Rango is dark.  It's very dark.  And weird.  There were moments where I felt a little awkward, like watching Rango flirt with a naked headless Barbie torso (three minutes in), or the presence of massive frog prostitute boobs.  There's a lot of western-y type stuff even I didn't catch onto at first and a body count that rivals Hardboiled.  There's talking roadkill.  Creepy walking cactuses.  Massive frog prostitute boobies.  The plot to Chinatown.  It's not not a kid's film in that kids can't handle this (after all, Who Framed Roger Rabbit is dark and weird and wonderful) it's not a kids film because they probably don't get it or care. 

And that's fine, because again, it wasn't trying to appeal to any demographic.  They made the film they wanted to make at a time when everything has to be based on a pre-existing franchise.  Gore Verbinski didn't get locked into how many toys he could sell or how many teen girls would buy Rango-inspired lipgloss sets at Claires.  He made the movie he wanted to make, and it STILL kicked the ass of vanity projects like Take Me Home Tonight .  . . . and that is the ultimate Hollywood Fuck You.


Tuesday, March 1, 2011

Fire in the Hole

Who is it out there that likes Train's "Hey Soul Sister?"  Damn it, even just writing the title gets it stuck in my head.  I hate this song.  This song is an act of terrorism.  It's a war crime.  I had to listen to Britney Spears' "Piece of Me" on the hour, every hour when I worked at FYE (I swear, she samples a chicken in opening bars) and I would take that in a heartbeat over "H-- S--- S----"
Gizmonics Institute Does Not Endorse Torture . . . or Train

The brain-numbingly awful lyrics make me pine for the days of "Meet Virginia."  No, Train, that probably isn't Mr. Mister on the radio (stereo) because it's 2011 and Mr. Mister hasn't been relevant since 1990. They put out an album last year and they still aren't relevant, and you just sound like an asshole for even mentioning them. 

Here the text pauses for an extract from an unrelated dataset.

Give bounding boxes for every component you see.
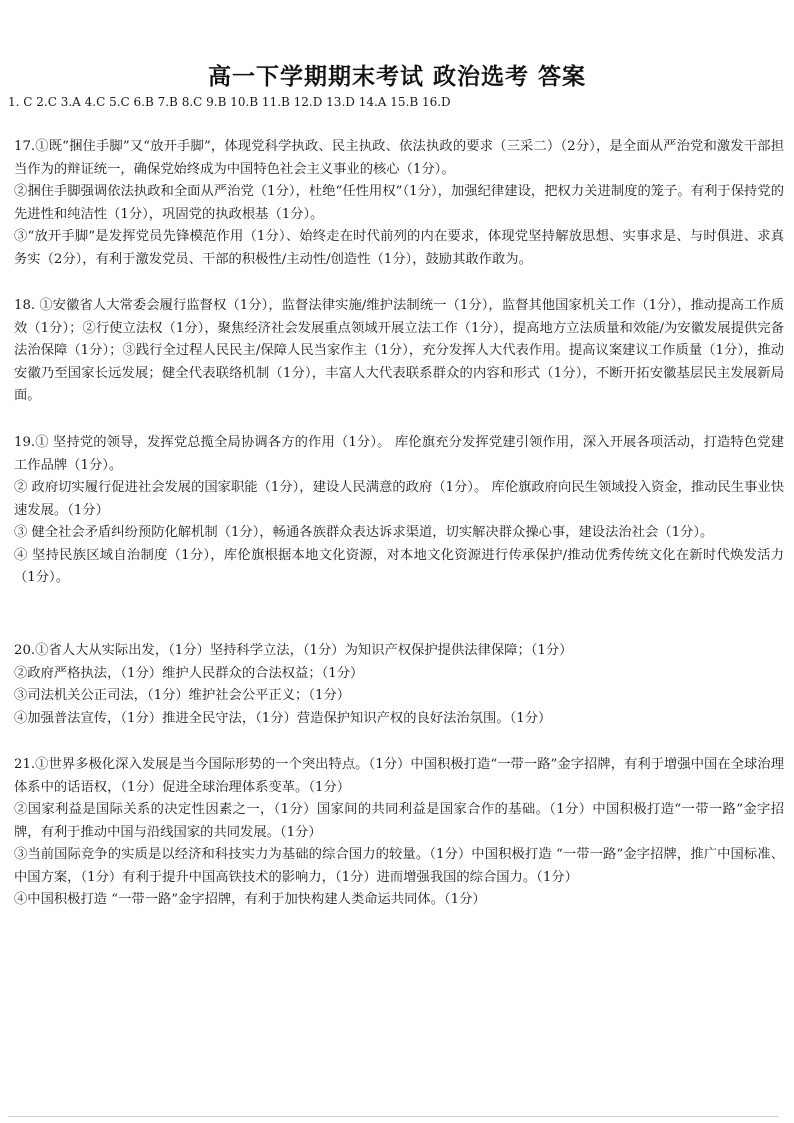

As for the tune, well, maybe it's part of Train's evil plot to take over the world.  Much like Dr. Forrester and TV's Frank, Train must have some sort of plot to make people go weak and submit to anything, anything, just to not hear that song anymore.  Worse, it's an earworm that makes me wish I had a drill to stuff through my skull.  Once I even think about the title, it's stuck in my head for days.  Not even thinking the word "bunny" to the tune of The Commish theme makes it better.





Welcome Back
This song makes me want to set myself on fire.  It makes me want to kill people. It makes me want to toss a grenade into an orphanage.  It makes me want to fire a rocket launcher into a church.  So will somebody please, please, pass a consitutional amendment to ban this song from the airwaves?  I will vote for whatever Presidental candidate removes this song from the radio.  Obama, Palin, Lobsterman, I don't care.   Just please make it end.  Please make it stop.